Growth of civil society - in some instances the capacity of the state to address human rights issues has diminished. As a result, a steady alienation of people has occurred towards just those public institutions that were established to serve them. Non-governmental organizations of all types and sizes have grown to fill the void - progressively influencing both public policy and the market agenda. They include new human rights, labour and corporate accountability organizations.

Transparency and Accountability - the need for transparency in business practice has been highlighted both by globalization, the growth of civil society interests and some recent problems in the corporate sector. Advances in information technologies and global communications mean that companies can ill afford to conceal poor or questionable practices.

Crime – where an international crime is involved, complicity may arise where a company assisted in the perpetration of the crime, the assistance had a substantial effect on the perpetration of the crime and the company knew that its acts would assist the perpetration of the crime even if it did not intend for the crime to be committed.

State-owned enterprises – state-owned enterprises should be aware that because they are part of the state, they may have direct responsibilities under international human rights law.

Possible Actions by Business

An effective human rights policy will help companies avoid being implicated in human rights violations. In order to avoid such situations, companies may wish to consider the following:

  • Has the company made a human rights assessment of the situation in countries where it does, or intends to do, business so as to identify the risk of involvement in human rights abuses and the company's potential impact on the situation?
  • Does the company have explicit policies that protect the human rights of workers in its direct employment and throughout its supply chain?
  • Has the company established a monitoring system to ensure that its human rights policies are being implemented?
  • Does the company have an explicit policy to ensure that its security arrangements do not contribute to human rights violations? This applies whether it provides its own security, contracts it to others or in the case where security is supplied by the State.
  • Does the company actively engage in open dialogue with human-rights organizations?

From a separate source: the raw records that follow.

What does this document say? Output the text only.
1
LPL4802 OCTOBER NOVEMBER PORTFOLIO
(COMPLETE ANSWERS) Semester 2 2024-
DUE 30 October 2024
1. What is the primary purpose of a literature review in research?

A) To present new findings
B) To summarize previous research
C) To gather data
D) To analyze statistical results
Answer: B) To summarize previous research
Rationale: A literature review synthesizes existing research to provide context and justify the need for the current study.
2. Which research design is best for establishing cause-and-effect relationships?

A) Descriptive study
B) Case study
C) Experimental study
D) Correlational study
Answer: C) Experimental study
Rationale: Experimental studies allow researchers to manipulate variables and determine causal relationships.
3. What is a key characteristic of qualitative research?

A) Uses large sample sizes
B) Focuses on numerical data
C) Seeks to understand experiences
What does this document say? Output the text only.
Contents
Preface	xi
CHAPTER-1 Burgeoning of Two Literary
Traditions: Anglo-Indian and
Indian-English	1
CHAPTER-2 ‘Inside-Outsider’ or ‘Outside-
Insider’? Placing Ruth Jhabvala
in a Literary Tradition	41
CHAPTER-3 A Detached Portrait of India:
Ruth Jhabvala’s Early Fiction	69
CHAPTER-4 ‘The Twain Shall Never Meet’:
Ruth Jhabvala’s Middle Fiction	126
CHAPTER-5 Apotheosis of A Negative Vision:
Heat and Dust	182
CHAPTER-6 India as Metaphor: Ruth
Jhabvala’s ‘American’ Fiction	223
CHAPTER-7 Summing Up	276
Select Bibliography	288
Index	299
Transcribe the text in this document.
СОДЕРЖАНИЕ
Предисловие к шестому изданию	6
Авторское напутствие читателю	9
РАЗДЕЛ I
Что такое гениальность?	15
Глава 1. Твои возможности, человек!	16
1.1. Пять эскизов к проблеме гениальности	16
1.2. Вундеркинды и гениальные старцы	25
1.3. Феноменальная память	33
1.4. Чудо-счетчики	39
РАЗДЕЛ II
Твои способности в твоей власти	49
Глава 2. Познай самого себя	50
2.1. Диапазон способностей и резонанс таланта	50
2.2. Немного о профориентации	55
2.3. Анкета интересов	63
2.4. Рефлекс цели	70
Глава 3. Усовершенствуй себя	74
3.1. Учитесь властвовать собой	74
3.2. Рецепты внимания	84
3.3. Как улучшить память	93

With respect to this last issue it is suggested that businesses:

  • respect international guidelines and standards for the use of force (e.g. the UN Basic Principles on the Use of Force and Firearms by Law Enforcement Officials and the UN Code of Conduct for Law Enforcement Officials);
  • if financial or material support is provided to security forces, establish clear safeguards to ensure that these are not then used to violate human rights; and make clear in any agreements with security forces that the business will not condone any violation of international human rights laws;
  • privately and publicly condemn systematic and continuous human rights abuses;
  • continually consult within and outside the company with relevant stakeholders during both pre-investment and post-investment stages;
  • raise awareness within the company of known human rights issues within the company’s sphere of influence;
  • identify those functions within the firm that are most at risk of becoming linked to human rights abuses, possibly even at the pre-investment/project exploration and planning stage, and where there might be opportunities to advance human rights;
  • conduct a human rights impact assessment consisting of an analysis of the functions of a proposed investment and the possible human rights impacts (intended and unintended) they may have on the community or region; and
  • identify internal ‘functional risks’ in the post-investment situations.  This may involve looking at such functions as purchasing, logistics, government relations, human resource management, HSE (health, safety and environment), sales and marketing.